Il rappelle que la prime à la conversion « remaniée » est entrée en vigueur le 1er janvier 2019, et peut aller jusqu’à 4 000 euros pour l’achat d’un véhicule thermique neuf ou d’occasion. Cette prime est réservée aux Français qui ont un revenu fiscal de référence inférieur ou égal à 6 300 euros par part et pour les personnes non imposables dont le lieu de travail est situé à plus de 30 km de leur domicile.

Un Français habitant à 29,9 km de son lieu de travail ne peut donc pas prétendre la prime à la conversion, malgré le fait que le montant de ses ressources soit compatible avec les conditions d’obtention.

C’est donc un critère purement géographique qui compromet parfois tout le projet de transition écologique des ménages, soucieux dans leur changement de véhicule de contribuer à l’amélioration de la qualité de l’air.
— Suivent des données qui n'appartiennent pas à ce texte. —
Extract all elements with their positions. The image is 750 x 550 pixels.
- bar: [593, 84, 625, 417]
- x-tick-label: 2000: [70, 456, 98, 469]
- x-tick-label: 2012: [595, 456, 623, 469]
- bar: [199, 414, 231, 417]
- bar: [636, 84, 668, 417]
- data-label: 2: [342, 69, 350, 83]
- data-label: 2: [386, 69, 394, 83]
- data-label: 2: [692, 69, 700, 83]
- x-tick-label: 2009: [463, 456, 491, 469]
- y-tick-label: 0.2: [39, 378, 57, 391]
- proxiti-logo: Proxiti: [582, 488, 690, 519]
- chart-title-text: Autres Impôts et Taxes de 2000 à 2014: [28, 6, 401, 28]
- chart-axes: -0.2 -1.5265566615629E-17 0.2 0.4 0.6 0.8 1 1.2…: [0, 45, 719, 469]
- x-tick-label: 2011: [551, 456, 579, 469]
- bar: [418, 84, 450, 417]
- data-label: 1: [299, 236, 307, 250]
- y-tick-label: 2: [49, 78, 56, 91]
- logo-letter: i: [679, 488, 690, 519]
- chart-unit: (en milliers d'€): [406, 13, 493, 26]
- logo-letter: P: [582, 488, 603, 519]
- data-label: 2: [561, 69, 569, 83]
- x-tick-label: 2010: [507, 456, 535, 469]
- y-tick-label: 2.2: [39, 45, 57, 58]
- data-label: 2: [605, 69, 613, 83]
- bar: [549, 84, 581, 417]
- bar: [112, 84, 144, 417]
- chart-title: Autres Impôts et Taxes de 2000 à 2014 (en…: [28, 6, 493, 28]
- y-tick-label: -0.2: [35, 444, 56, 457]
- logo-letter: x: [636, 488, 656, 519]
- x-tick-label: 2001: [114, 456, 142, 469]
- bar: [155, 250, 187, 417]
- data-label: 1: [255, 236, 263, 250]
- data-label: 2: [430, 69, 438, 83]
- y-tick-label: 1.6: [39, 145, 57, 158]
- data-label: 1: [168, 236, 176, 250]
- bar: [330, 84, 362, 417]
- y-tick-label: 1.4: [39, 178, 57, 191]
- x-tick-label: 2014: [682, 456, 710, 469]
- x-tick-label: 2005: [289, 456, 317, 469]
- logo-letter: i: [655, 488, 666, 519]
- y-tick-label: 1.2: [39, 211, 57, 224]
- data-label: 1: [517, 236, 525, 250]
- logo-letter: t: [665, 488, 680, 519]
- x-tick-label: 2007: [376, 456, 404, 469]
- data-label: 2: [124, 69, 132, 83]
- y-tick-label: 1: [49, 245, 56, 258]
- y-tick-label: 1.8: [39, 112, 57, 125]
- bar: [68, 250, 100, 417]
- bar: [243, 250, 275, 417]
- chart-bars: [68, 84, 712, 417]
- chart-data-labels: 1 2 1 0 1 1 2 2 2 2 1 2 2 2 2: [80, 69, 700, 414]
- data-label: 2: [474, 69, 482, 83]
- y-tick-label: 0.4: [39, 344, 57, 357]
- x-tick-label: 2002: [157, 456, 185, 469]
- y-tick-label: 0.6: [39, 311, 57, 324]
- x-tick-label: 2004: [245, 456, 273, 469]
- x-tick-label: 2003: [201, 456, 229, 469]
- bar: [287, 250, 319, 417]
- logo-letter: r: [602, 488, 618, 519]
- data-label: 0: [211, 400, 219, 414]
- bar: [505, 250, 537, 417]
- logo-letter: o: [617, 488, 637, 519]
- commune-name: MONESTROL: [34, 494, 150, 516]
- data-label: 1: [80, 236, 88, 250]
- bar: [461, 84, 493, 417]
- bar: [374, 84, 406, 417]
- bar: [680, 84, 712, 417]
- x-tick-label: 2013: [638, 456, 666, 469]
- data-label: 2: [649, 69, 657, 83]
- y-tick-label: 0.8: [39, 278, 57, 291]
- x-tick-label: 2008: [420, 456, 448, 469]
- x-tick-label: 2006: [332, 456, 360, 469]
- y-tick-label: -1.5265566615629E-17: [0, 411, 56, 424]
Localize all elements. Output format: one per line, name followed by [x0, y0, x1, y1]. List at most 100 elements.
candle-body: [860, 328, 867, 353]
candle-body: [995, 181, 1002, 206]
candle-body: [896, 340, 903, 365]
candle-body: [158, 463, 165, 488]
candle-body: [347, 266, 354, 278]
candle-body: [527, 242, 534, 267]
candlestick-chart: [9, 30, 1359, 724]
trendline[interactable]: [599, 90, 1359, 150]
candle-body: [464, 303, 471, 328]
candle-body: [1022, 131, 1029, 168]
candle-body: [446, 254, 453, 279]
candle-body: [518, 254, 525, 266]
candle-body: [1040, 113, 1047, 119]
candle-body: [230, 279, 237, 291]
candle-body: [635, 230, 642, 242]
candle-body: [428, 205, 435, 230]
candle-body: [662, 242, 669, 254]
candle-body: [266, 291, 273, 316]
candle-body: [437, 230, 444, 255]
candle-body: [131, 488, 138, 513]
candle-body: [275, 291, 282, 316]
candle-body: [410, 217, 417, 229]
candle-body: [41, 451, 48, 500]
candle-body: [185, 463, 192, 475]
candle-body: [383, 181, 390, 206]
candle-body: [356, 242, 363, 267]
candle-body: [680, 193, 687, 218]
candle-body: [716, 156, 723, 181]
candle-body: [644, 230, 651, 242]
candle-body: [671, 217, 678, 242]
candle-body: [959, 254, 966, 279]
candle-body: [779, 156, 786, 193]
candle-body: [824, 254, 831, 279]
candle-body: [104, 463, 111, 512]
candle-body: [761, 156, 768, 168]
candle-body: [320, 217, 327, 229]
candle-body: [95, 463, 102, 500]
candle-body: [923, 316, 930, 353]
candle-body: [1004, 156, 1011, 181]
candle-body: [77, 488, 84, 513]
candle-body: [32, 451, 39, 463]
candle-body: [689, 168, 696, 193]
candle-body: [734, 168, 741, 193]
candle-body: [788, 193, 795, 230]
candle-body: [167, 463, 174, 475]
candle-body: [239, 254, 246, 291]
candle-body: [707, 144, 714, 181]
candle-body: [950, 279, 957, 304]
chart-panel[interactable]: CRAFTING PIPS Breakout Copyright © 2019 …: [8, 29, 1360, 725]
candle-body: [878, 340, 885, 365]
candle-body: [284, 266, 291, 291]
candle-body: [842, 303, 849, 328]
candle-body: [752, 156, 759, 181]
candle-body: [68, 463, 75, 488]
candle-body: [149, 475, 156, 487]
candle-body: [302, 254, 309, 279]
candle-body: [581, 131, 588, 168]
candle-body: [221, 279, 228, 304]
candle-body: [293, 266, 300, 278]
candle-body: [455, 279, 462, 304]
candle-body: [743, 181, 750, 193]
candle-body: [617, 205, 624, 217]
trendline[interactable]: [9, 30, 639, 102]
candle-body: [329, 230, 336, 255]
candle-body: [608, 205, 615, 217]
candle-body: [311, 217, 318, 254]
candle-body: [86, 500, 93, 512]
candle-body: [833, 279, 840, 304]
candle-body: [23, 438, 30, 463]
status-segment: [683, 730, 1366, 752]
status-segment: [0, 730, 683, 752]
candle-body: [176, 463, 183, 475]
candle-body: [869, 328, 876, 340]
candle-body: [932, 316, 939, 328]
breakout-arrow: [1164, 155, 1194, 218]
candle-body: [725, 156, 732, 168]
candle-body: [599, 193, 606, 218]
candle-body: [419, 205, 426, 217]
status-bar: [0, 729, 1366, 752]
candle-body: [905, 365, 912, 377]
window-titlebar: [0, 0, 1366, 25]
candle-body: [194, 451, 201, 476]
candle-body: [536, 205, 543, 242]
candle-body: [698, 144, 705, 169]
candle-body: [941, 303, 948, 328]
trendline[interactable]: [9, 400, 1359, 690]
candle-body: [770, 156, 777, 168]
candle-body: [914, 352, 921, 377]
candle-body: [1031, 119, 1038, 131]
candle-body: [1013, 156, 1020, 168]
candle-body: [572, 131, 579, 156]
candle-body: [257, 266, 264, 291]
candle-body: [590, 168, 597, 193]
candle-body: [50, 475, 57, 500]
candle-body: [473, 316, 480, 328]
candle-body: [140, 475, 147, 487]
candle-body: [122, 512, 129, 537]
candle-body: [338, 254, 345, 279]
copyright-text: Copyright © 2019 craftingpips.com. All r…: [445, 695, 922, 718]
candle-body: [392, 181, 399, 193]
L’objectif du Gouvernement est pourtant bien d’impulser un renouvellement massif du parc automobile pour répondre aux urgences sanitaires et environnementales.

Dans ce cadre, il lui demande de lui indiquer les raisons de ce choix restrictif et de lui indiquer si la suppression de ce critère est envisagée afin d’être en cohérence avec les objectifs affichés de la prime à la conversion.